IT was 50 years ago today (March 6) when Mike Ferguson and his Accrington Stanley team-mates arrived for training to discover that it was all over.

The events of March 6, 1962 still stick in Ferguson’s mind. For a promising 18-year-old who would go on to star for Blackburn Rovers, Stanley’s decision to resign from the Football League came as a great shock.

A letter had been sent to the Football League that morning, the conclusion reached a night earlier at an infamous creditors’ meeting.

The club’s debt of £60,000 had become too great. Stanley could not go on. It was a story that made national headlines.

“We turned up for training as normal on the Tuesday,” recalls Ferguson, who lives in Burnley.

“Cliff Lloyd from the PFA came in, sat us down and said, ‘That’s it, there will be no more football here’.

“We couldn’t believe it, and there were no directors there to tell us.

“There should have been. Jack Wigglesworth the secretary was there, Bill Smith the coach and Harry Hubbick the trainer.

“We knew things weren’t good because we hadn’t had our wages for five or six weeks.

“Charlie Kilby – the grandfather of Barry Kilby, the Burnley chairman now – would give me the money for my bus fare from Burnley. He would help the players how he could, whether it was a fiver or a tenner. He was one who was heartbroken.

“But no-one really told the players what was happening.

“By the time we found out on that Tuesday even the washing machine had already been taken.

“Everyone was worried about their families, three quarters of the squad had come down from Scotland and that was their wage gone. It was a real shame, a good club was allowed to go to the wall.”

Understandably, there was anger within the town. Bob Lord, the Burnley chairman at the time, was criticised for his role in events.

Lord, an influential figure on the Football League’s management committee, had been asked to assist the situation by Stanley chairman Sam Pilkington. But he stood up at the creditors’ meeting to effectively declare the club a lost cause, and Pilkington agreed.

In the days to follow, there were suggestions of people coming forward offering to pay some of the debt, but by then it was too late.

Stanley tried to withdraw their resignation and play their match against Exeter that weekend.

But Football League secretary Alan Hardaker blocked the move, and on March 11 their resignation was officially accepted.

Weeks earlier, Ferguson had been told by Stanley that he was joining Workington for £3,000 but was reluctant to sign for the Fourth Division side.

“People blamed Bob Lord but it wasn’t his fault,” said Ferguson.

“I just don’t think anyone knew how big the debt was because the directors hadn’t told anybody.

“It was down to the chairman, like everything it comes from the top.

“It beggared belief why they sent that letter of resignation.

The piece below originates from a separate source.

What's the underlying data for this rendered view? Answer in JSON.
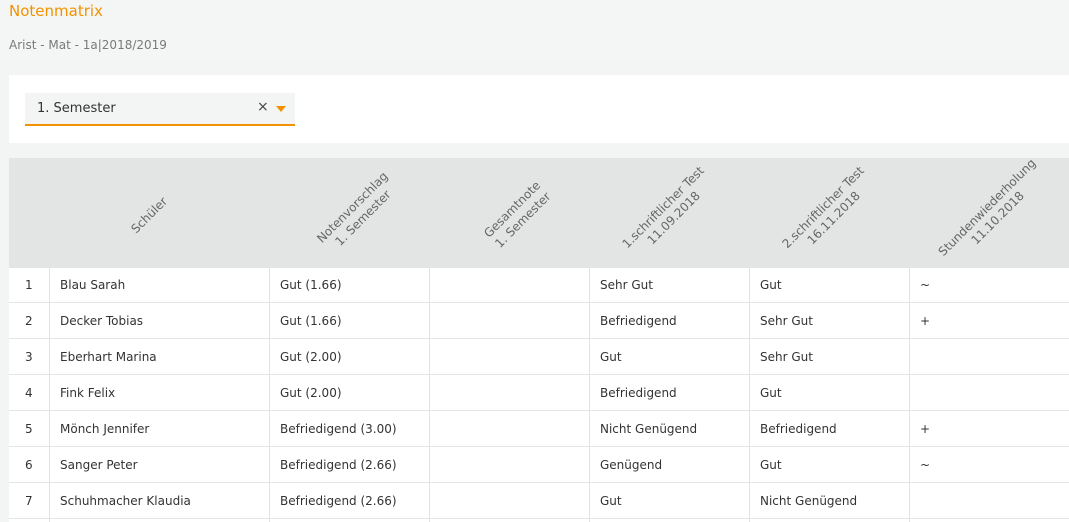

“But it was diabolical that Alan Hardaker refused to let the club withdraw their resignation as well.

“These days the Football League would do everything not to let that situation happen.

“I was blamed for not going to Workington, that stigma stayed with me for a long time.

“Every time I played an away game it would say in the programme that I refused to go.

“That hurt. I was treated really badly by the directors but the players all supported me.”

The club suffered a financial blow in 1955 when a successful lottery scheme was declared illegal, and three years later the purchase of a stand from the Aldershot Military Tattoo proved a costly mistake.

Crowds dwindled as Stanley started to struggle on the field, not helped by the sale of key players at the start of their final campaign.

“We sold the two best strikers in the lower divisions, George Hudson and Jack Swindells, and Garbutt Richardson, Graham Lord and Lawson Bennett all got bad injuries,” Ferguson said.

“We lost five players in the space of 15 months but it started when they sold our two strikers and didn’t replace them. It was a snowball effect because we didn’t get results and fans didn’t come.”

The 68-year-old, who earned his move to Blackburn soon after Stanley’s resignation, saw many of his old team-mates for the first time in years at a reunion at Saturday’s home match against Port Vale.

“I was one of the fortunate ones because I went on to have a good career, others weren’t so lucky,” Ferguson said.

“But great credit has to go to the people involved in the club from 1968 onwards. They did a superb job bringing the club back.”